You want proof, Winston? Take the example listed right underneath the word “waka” in Te Aka, the Māori dictionary (italics added by me): “Ko ngā tiriti o tērā tāone kapi tonu i ngā tū āhua waka o te Pākehā, mai i te hōiho kawekawe mīti a te pūtia tae noa ki ngā tū āhua katoa o te taramukā”. The translation given, with italics again added by me, is, “The streets of that town are full of all sorts of vehicles of the Pākehā, from the horse carrying the butcher’s meat to all sorts of tramcars.” The source? Not some woke government document from the 21st century, but a 1909 edition of Māori language newspaper Te Pipiwharauroa.

To bring in another of Peters’ interests, vaccine mandates, let us turn to an example from the 1913 smallpox epidemic, when all sorts of restrictions were placed on Māori and Māori only. This notice in te reo, printed in multiple newspapers at the time, said Māori could only travel on a “public conveyance” if they’d been vaccinated.
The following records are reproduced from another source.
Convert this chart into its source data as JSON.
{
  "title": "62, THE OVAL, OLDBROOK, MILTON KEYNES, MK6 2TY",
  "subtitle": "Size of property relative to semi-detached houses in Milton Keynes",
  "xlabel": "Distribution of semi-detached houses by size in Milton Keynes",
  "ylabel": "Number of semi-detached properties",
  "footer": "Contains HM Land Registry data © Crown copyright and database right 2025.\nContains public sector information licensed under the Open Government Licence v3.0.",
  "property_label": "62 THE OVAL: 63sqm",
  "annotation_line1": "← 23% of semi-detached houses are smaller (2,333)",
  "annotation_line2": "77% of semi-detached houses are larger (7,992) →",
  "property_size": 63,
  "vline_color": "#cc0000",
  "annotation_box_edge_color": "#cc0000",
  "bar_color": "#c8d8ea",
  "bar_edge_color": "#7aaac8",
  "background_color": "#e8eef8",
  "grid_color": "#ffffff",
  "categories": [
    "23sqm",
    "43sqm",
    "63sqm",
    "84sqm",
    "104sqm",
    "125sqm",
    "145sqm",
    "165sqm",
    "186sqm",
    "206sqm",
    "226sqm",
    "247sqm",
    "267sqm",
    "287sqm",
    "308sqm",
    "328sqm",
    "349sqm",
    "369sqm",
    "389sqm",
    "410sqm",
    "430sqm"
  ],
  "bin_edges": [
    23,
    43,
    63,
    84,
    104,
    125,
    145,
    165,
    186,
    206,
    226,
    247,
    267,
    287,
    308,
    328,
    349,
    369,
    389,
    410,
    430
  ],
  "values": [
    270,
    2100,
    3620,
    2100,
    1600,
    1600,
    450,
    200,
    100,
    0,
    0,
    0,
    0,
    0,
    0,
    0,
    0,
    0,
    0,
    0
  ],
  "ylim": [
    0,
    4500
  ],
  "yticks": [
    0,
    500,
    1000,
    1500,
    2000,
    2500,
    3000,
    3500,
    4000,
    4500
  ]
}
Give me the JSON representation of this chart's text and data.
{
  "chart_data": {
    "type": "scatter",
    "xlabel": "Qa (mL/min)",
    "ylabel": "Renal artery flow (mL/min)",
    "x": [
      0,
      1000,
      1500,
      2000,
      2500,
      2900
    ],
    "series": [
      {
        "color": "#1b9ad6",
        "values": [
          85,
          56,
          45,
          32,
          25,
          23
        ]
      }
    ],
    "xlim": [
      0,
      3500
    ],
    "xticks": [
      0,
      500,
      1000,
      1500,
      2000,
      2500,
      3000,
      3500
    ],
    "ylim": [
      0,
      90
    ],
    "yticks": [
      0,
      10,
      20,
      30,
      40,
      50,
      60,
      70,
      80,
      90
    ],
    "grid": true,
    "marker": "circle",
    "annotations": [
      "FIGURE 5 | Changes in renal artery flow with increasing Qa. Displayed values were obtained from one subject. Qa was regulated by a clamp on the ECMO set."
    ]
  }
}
Various forms of public transport are listed, such as railway, steamer and tramcar, with the addition “era atu tu waka ranei e tuwhera ana ki te katoa” – or any other “waka” that’s open to everyone.

I can go earlier and weirder to prove that “waka” has been more than a canoe for a hell of a long time. How’s an 1883 reference to a hot air balloon, or waka i te puruna, from Māori language newspaper Korimako, for you? 

Turns out words can have many meanings, or even just one meaning with many applications. Hopefully this little guide has demystified one of those words for you, dear reader, and for our deputy prime minister (for the next 1.5 years).